Question

Let \(a, b, c\) be non-zero number such that \(a+b+c\neq 0\) and \(4a-2b+c\neq 0\). If \(\alpha\) and \(\beta\) are the roots of quadratic equation \(ax^2+bx+c=0\), then which of the following equation has roots \(\dfrac{\alpha+2}{\alpha-1}\) and \(\dfrac{\beta+2}{\beta-1}\)?

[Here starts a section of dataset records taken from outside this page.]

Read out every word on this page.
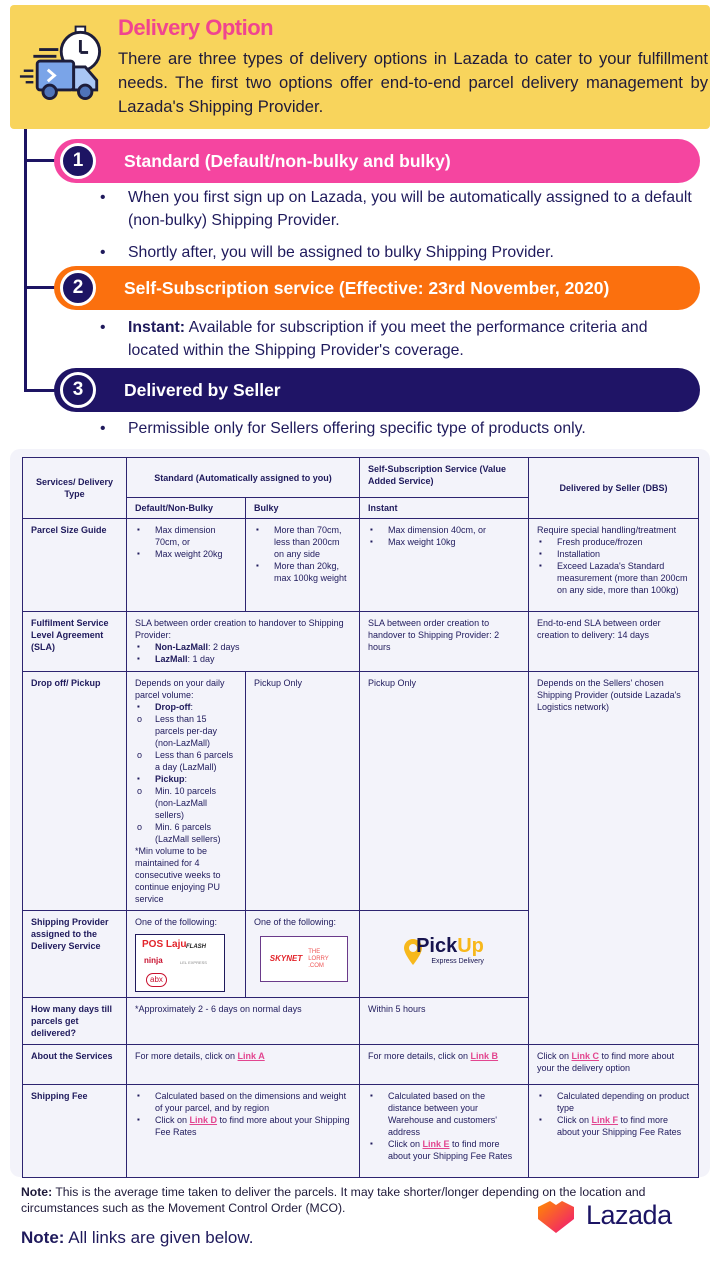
Delivery Option
There are three types of delivery options in Lazada to cater to your fulfillment needs. The first two options offer end-to-end parcel delivery management by Lazada's Shipping Provider.
1	Standard (Default/non-bulky and bulky)
• When you first sign up on Lazada, you will be automatically assigned to a default (non-bulky) Shipping Provider.
• Shortly after, you will be assigned to bulky Shipping Provider.
2	Self-Subscription service (Effective: 23rd November, 2020)
• Instant: Available for subscription if you meet the performance criteria and located within the Shipping Provider's coverage.
3	Delivered by Seller
• Permissible only for Sellers offering specific type of products only.
Services/ Delivery Type	Standard (Automatically assigned to you)		Self-Subscription Service (Value Added Service)	Delivered by Seller (DBS)
	Default/Non-Bulky	Bulky	Instant	
Parcel Size Guide	
▪Max dimension 70cm, or
▪ Max weight 20kg

▪ More than 70cm, less than 200cm on any side
▪ More than 20kg, max 100kg weight

▪ Max dimension 40cm, or
▪ Max weight 10kg

Require special handling/treatment
▪ Fresh produce/frozen
▪ Installation
▪ Exceed Lazada's Standard measurement (more than 200cm on any side, more than 100kg)

Fulfilment Service Level Agreement (SLA)	
SLA between order creation to handover to Shipping Provider:
▪ Non-LazMall: 2 days
▪ LazMall: 1 day
	SLA between order creation to handover to Shipping Provider: 2 hours	End-to-end SLA between order creation to delivery: 14 days
Drop off/ Pickup	Depends on your daily parcel volume:
▪ Drop-off:
o Less than 15 parcels per-day (non-LazMall)
o Less than 6 parcels a day (LazMall)
▪ Pickup:
o Min. 10 parcels (non-LazMall sellers)
o Min. 6 parcels (LazMall sellers)
*Min volume to be maintained for 4 consecutive weeks to continue enjoying PU service
	Pickup Only	Pickup Only	Depends on the Sellers' chosen Shipping Provider (outside Lazada's Logistics network)
Shipping Provider assigned to the Delivery Service	
One of the following:
POS Laju FLASH
ninja	LEL EXPRESS
abx

One of the following:
SKYNET
THE LORRY .COM

PickUp
Express Delivery

How many days till parcels get delivered?	*Approximately 2 - 6 days on normal days		Within 5 hours	
About the Services	For more details, click on Link A		For more details, click on Link B	Click on Link C to find more about your the delivery option
Shipping Fee	
▪Calculated based on the dimensions and weight of your parcel, and by region
▪ Click on Link D to find more about your Shipping Fee Rates

▪ Calculated based on the distance between your Warehouse and customers' address
▪ Click on Link E to find more about your Shipping Fee Rates

▪ Calculated depending on product type
▪ Click on Link F to find more about your Shipping Fee Rates
Note: This is the average time taken to deliver the parcels. It may take shorter/longer depending on the location and circumstances such as the Movement Control Order (MCO).
Note: All links are given below.
Lazada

• A. \((a+b+c)x^2-(4a-2b+c)x+(4a+b-2c)=0\)
• B. \((a+b+c)x^2+(4a+2b-c)x+(4a-2b+c)=0\)
• C. \((a+b+c)x^2-(4a+b-2c)x+(4a-2b+c)=0\)
• D. \((a+b+c)x^2+(4a-2b+c)x+(4a+b-2c)=0\)

Hint:

For root transformations of the form \( y=\frac{ax+b}{cx+d}, \) always first express \(x\) in terms of \(y\), substitute into the original equation, and clear denominators.

Answer 1

The Correct Option is C

Step 1: Name the transformation.
The new roots are $y=\frac{x+2}{x-1}$ where $x$ is a root of $ax^2+bx+c=0$. To get the equation in $y$, solve for $x$ and substitute.
Step 2: Invert the relation.
From $y=\frac{x+2}{x-1}$, cross multiply: $y(x-1)=x+2$, so $x(y-1)=y+2$, giving $x=\frac{y+2}{y-1}$.
Step 3: Substitute into the quadratic.
Put $x=\frac{y+2}{y-1}$ into $ax^2+bx+c=0$ and multiply through by $(y-1)^2$ to clear denominators: $a(y+2)^2+b(y+2)(y-1)+c(y-1)^2=0$.
Step 4: Expand each piece.
$a(y^2+4y+4)+b(y^2+y-2)+c(y^2-2y+1)=0$.
Step 5: Group by power of $y$.
Coefficient of $y^2$: $a+b+c$. Coefficient of $y$: $4a+b-2c$. Constant: $4a-2b+c$. So $(a+b+c)y^2+(4a+b-2c)y+(4a-2b+c)=0$.
Step 6: Match the option sign convention.
Multiplying by $-1$ flips the middle sign: $(a+b+c)y^2-(4a+b-2c)y+(4a-2b+c)=0$, which is option 3.
\[ \boxed{(a+b+c)x^2-(4a+b-2c)x+(4a-2b+c)=0} \]